Los criados rodearon al
enano y le preguntaron ansiosamente:
-¿Qué tenemos que hacer?
¡Oh, dínoslo, buen hombrecito!
El enanito contestó:
-Echaos todos a tierra,
boca abajo, y cerrad los ojos. No levantéis la vista, ni miréis a vuestro
alrededor, pues, de otro modo, os arrepentiréis amargamente. Es todo lo que
tenéis que hacer.
Todos obedecieron
gustosos, y cerraron los ojos con honradez. Pero una moza no pudo resistir su
curiosidad, y levantó la cabeza con disimulo, mirando alrededor. ¿Y qué vio?

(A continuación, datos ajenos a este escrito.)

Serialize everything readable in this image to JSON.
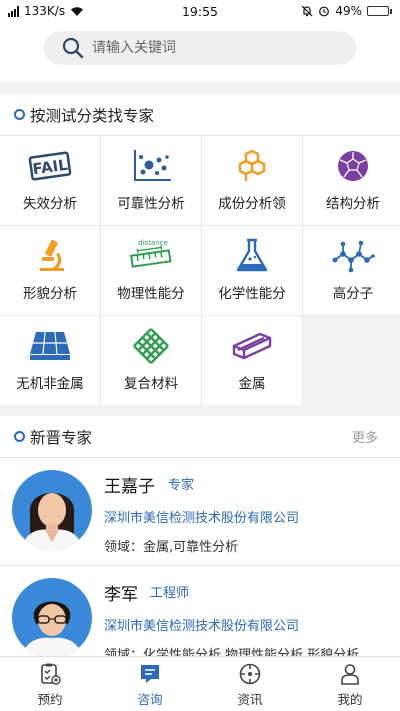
{
  "status_bar": {
    "speed": "133K/s",
    "time": "19:55",
    "battery": "49%",
    "battery_level": 0.49
  },
  "search": {
    "placeholder": "请输入关键词"
  },
  "categories": {
    "title": "按测试分类找专家",
    "items": [
      {
        "label": "失效分析",
        "icon": "fail-stamp-icon"
      },
      {
        "label": "可靠性分析",
        "icon": "scatter-chart-icon"
      },
      {
        "label": "成份分析领",
        "icon": "molecule-hexagon-icon"
      },
      {
        "label": "结构分析",
        "icon": "fullerene-icon"
      },
      {
        "label": "形貌分析",
        "icon": "microscope-icon"
      },
      {
        "label": "物理性能分",
        "icon": "distance-ruler-icon",
        "icon_text": "distance"
      },
      {
        "label": "化学性能分",
        "icon": "flask-icon"
      },
      {
        "label": "高分子",
        "icon": "polymer-chain-icon"
      },
      {
        "label": "无机非金属",
        "icon": "solar-panel-icon"
      },
      {
        "label": "复合材料",
        "icon": "woven-fiber-icon"
      },
      {
        "label": "金属",
        "icon": "metal-beam-icon"
      }
    ]
  },
  "experts": {
    "title": "新晋专家",
    "more": "更多",
    "items": [
      {
        "name": "王嘉子",
        "title": "专家",
        "company": "深圳市美信检测技术股份有限公司",
        "field": "领域：金属,可靠性分析"
      },
      {
        "name": "李军",
        "title": "工程师",
        "company": "深圳市美信检测技术股份有限公司",
        "field": "领域：化学性能分析,物理性能分析,形貌分析"
      }
    ]
  },
  "tabbar": {
    "items": [
      {
        "label": "预约",
        "icon": "clipboard-icon"
      },
      {
        "label": "咨询",
        "icon": "chat-icon",
        "active": true
      },
      {
        "label": "资讯",
        "icon": "compass-icon"
      },
      {
        "label": "我的",
        "icon": "person-icon"
      }
    ]
  },
  "colors": {
    "accent": "#2b6ab8",
    "orange": "#f39c1f",
    "green": "#2e9e4f",
    "purple": "#7b3fa0"
  }
}
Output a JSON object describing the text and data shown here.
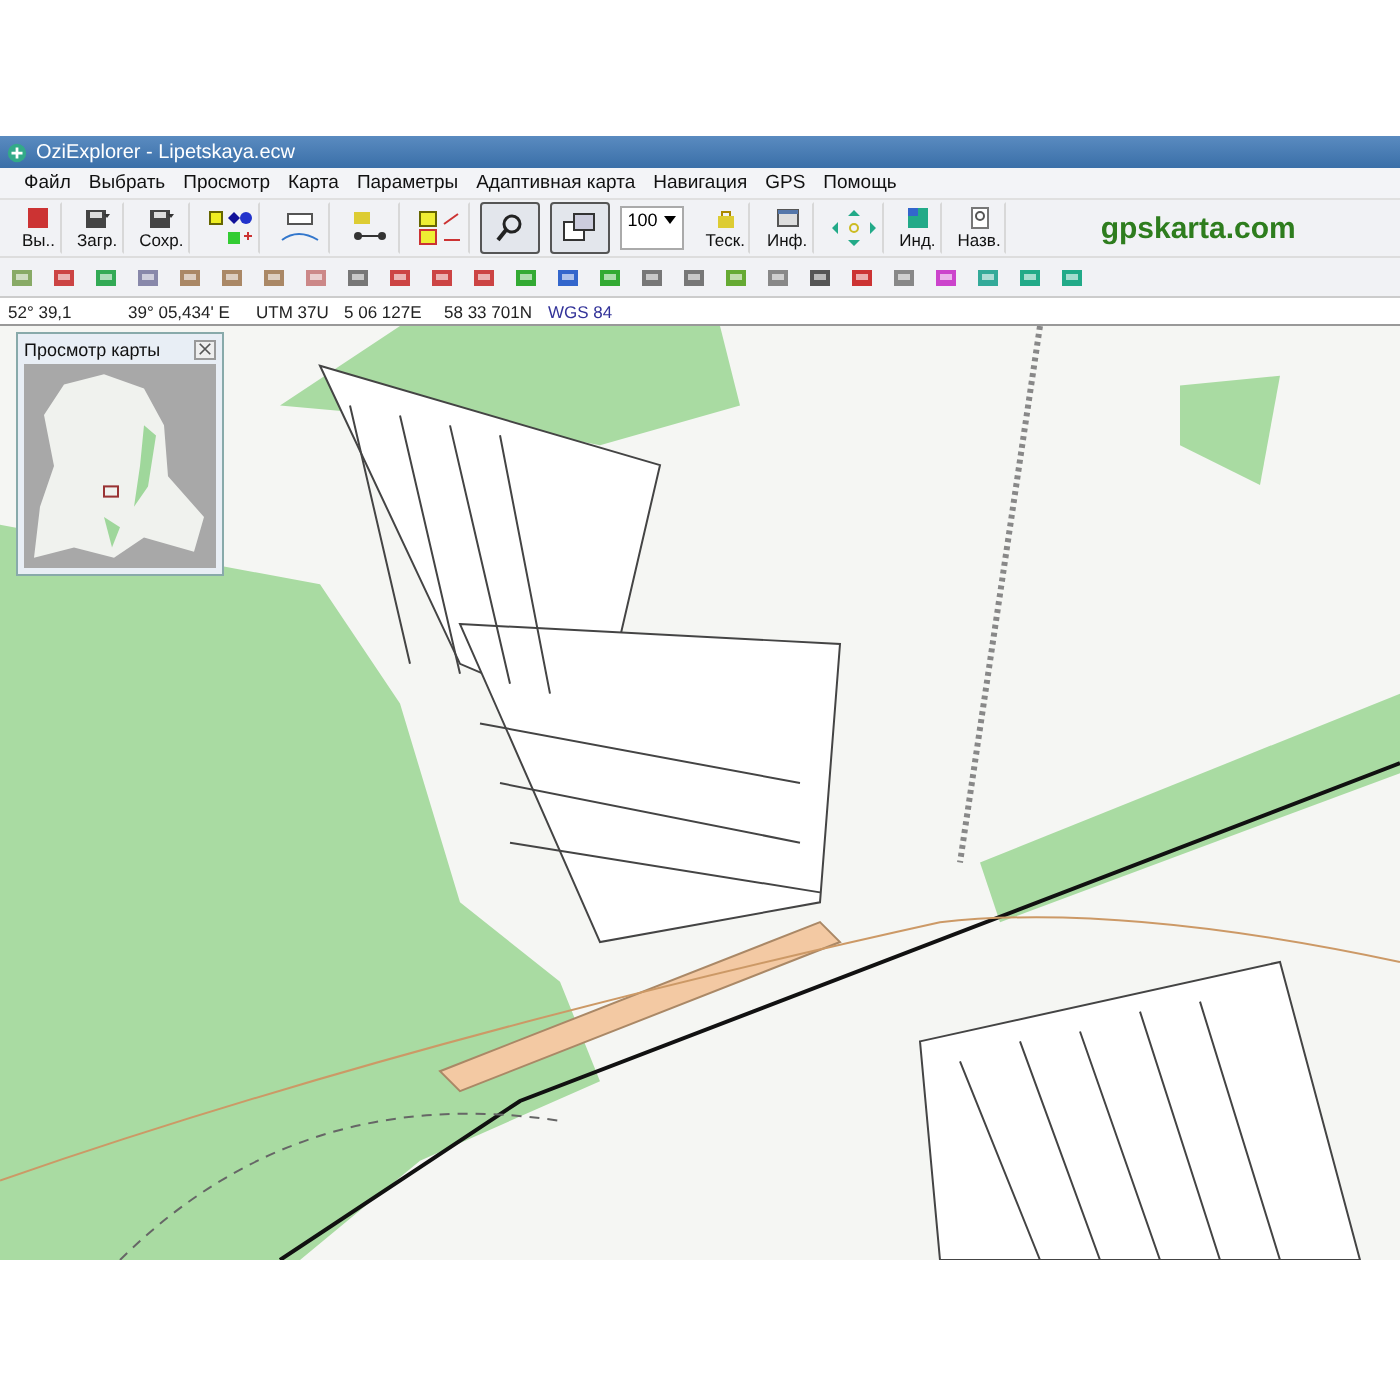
{
  "window": {
    "title": "OziExplorer - Lipetskaya.ecw"
  },
  "menu": [
    "Файл",
    "Выбрать",
    "Просмотр",
    "Карта",
    "Параметры",
    "Адаптивная карта",
    "Навигация",
    "GPS",
    "Помощь"
  ],
  "toolbar": [
    {
      "kind": "exit",
      "label": "Вы..",
      "selected": false
    },
    {
      "kind": "load",
      "label": "Загр.",
      "selected": false
    },
    {
      "kind": "save",
      "label": "Сохр.",
      "selected": false
    },
    {
      "kind": "points",
      "selected": false
    },
    {
      "kind": "tracks",
      "selected": false
    },
    {
      "kind": "route",
      "selected": false
    },
    {
      "kind": "layers",
      "selected": false
    },
    {
      "kind": "magnifier",
      "selected": true
    },
    {
      "kind": "window",
      "selected": true
    },
    {
      "kind": "zoom",
      "value": "100"
    },
    {
      "kind": "lock",
      "label": "Теск.",
      "selected": false
    },
    {
      "kind": "info",
      "label": "Инф.",
      "selected": false
    },
    {
      "kind": "arrows",
      "selected": false
    },
    {
      "kind": "index",
      "label": "Инд.",
      "selected": false
    },
    {
      "kind": "names",
      "label": "Назв.",
      "selected": false
    }
  ],
  "brand": "gpskarta.com",
  "coords": [
    "52° 39,1",
    "39° 05,434' E",
    "UTM 37U",
    "5 06 127E",
    "58 33 701N",
    "WGS 84"
  ],
  "overview": {
    "title": "Просмотр карты"
  }
}
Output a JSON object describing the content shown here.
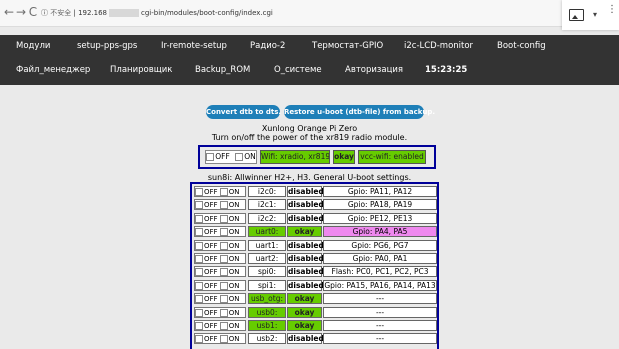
{
  "browser": {
    "back": "←",
    "forward": "→",
    "reload": "C",
    "info": "ⓘ",
    "security": "不安全",
    "separator": "|",
    "host": "192.168",
    "path": "cgi-bin/modules/boot-config/index.cgi",
    "ext_arrow": "▾",
    "ext_dots": "⋮"
  },
  "menu": {
    "row1": [
      "Модули",
      "setup-pps-gps",
      "Ir-remote-setup",
      "Радио-2",
      "Термостат-GPIO",
      "i2c-LCD-monitor",
      "Boot-config"
    ],
    "row2": [
      "Файл_менеджер",
      "Планировщик",
      "Backup_ROM",
      "О_системе",
      "Авторизация"
    ],
    "clock": "15:23:25"
  },
  "actions": {
    "convert": "Convert dtb to dts.",
    "restore": "Restore u-boot (dtb-file) from backup."
  },
  "board": "Xunlong Orange Pi Zero",
  "radio": {
    "caption": "Turn on/off the power of the xr819 radio module.",
    "off_label": "OFF",
    "on_label": "ON",
    "wifi": "Wifi: xradio, xr819",
    "status": "okay",
    "vcc": "vcc-wifi: enabled"
  },
  "uboot_caption": "sun8i: Allwinner H2+, H3. General U-boot settings.",
  "peripherals": {
    "off_label": "OFF",
    "on_label": "ON",
    "rows": [
      {
        "name": "i2c0:",
        "status": "disabled",
        "gpio": "Gpio: PA11, PA12",
        "state": "off"
      },
      {
        "name": "i2c1:",
        "status": "disabled",
        "gpio": "Gpio: PA18, PA19",
        "state": "off"
      },
      {
        "name": "i2c2:",
        "status": "disabled",
        "gpio": "Gpio: PE12, PE13",
        "state": "off"
      },
      {
        "name": "uart0:",
        "status": "okay",
        "gpio": "Gpio: PA4, PA5",
        "state": "on_pink"
      },
      {
        "name": "uart1:",
        "status": "disabled",
        "gpio": "Gpio: PG6, PG7",
        "state": "off"
      },
      {
        "name": "uart2:",
        "status": "disabled",
        "gpio": "Gpio: PA0, PA1",
        "state": "off"
      },
      {
        "name": "spi0:",
        "status": "disabled",
        "gpio": "Flash: PC0, PC1, PC2, PC3",
        "state": "off"
      },
      {
        "name": "spi1:",
        "status": "disabled",
        "gpio": "Gpio: PA15, PA16, PA14, PA13",
        "state": "off"
      },
      {
        "name": "usb_otg:",
        "status": "okay",
        "gpio": "---",
        "state": "on"
      },
      {
        "name": "usb0:",
        "status": "okay",
        "gpio": "---",
        "state": "on"
      },
      {
        "name": "usb1:",
        "status": "okay",
        "gpio": "---",
        "state": "on"
      },
      {
        "name": "usb2:",
        "status": "disabled",
        "gpio": "---",
        "state": "off"
      }
    ]
  }
}
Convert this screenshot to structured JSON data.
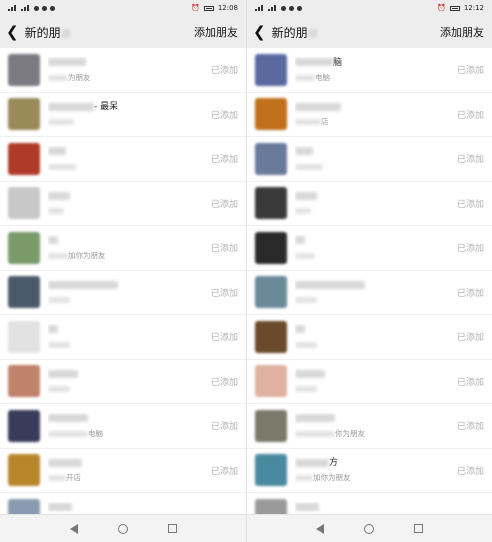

Que el hombrecito dio unas palmadas y, de repente, aparecieron corriendo muchos
cientos de miles de enanitos para recibir sus órdenes, porque era el rey de los
enanos. Y,eúando les dio esas órdenes, empezaron, con unas guadañas
chiquitinas, a segar el trigo. Y trabajaron tan bien que, en menos de media
hora, estaba aquello en rastrojos. Únicamente la parte que le correspondía a
la curiosa estaba sin segar, y ningún enano se acercó a ella. El hombrecito
batió de nuevo las palmas, y en un segundo desaparecieron los enanos. Después,
gritó a los hombres:
-¡Levantaos, todo está
listo!
Y todos se levantaron, y
se alegraron muchísimo al ver su trabajo acabado, aunque extrañáronse de que
hubiera quedado un trozo de campo sin segar.
El enanito hizo como si
no lo hubiera notado, y dijo:
-¿Lo hago o no mejor que
vosotros?
-¡Ya lo creo que sí!
-gritaron todos.
Pero la criada les interrumpió:
-¡No os dejéis engañar!
No lo ha hecho él solo. Le han ayudado, por lo menos, cien mil hombrecitos de
su tamaño. Y así, no es nada del otro mundo.
-¡Ajajá! -rió el enanito.
¿Conque has curioseado? Pues entonces siega tú el trozo que han dejado mis
gentes para ti.
Los demás mozos y mozas
se rieron de ella, por su curiosidad, y tuvo que quedarse a segar durante todo
el día. Y lo peor es que apenas adelantaba su trabajo, pues las espigas eran
tan duras como ramas de abedul, y a cada tercer golpe tenía que volver a afilar
la guadaña.
Mientras tanto, los demás
bailaban y cantaban alegremente en el pueblo.
Éste fue el castigo que
tuvo la fisgona, por no obedecer las órdenes del enano.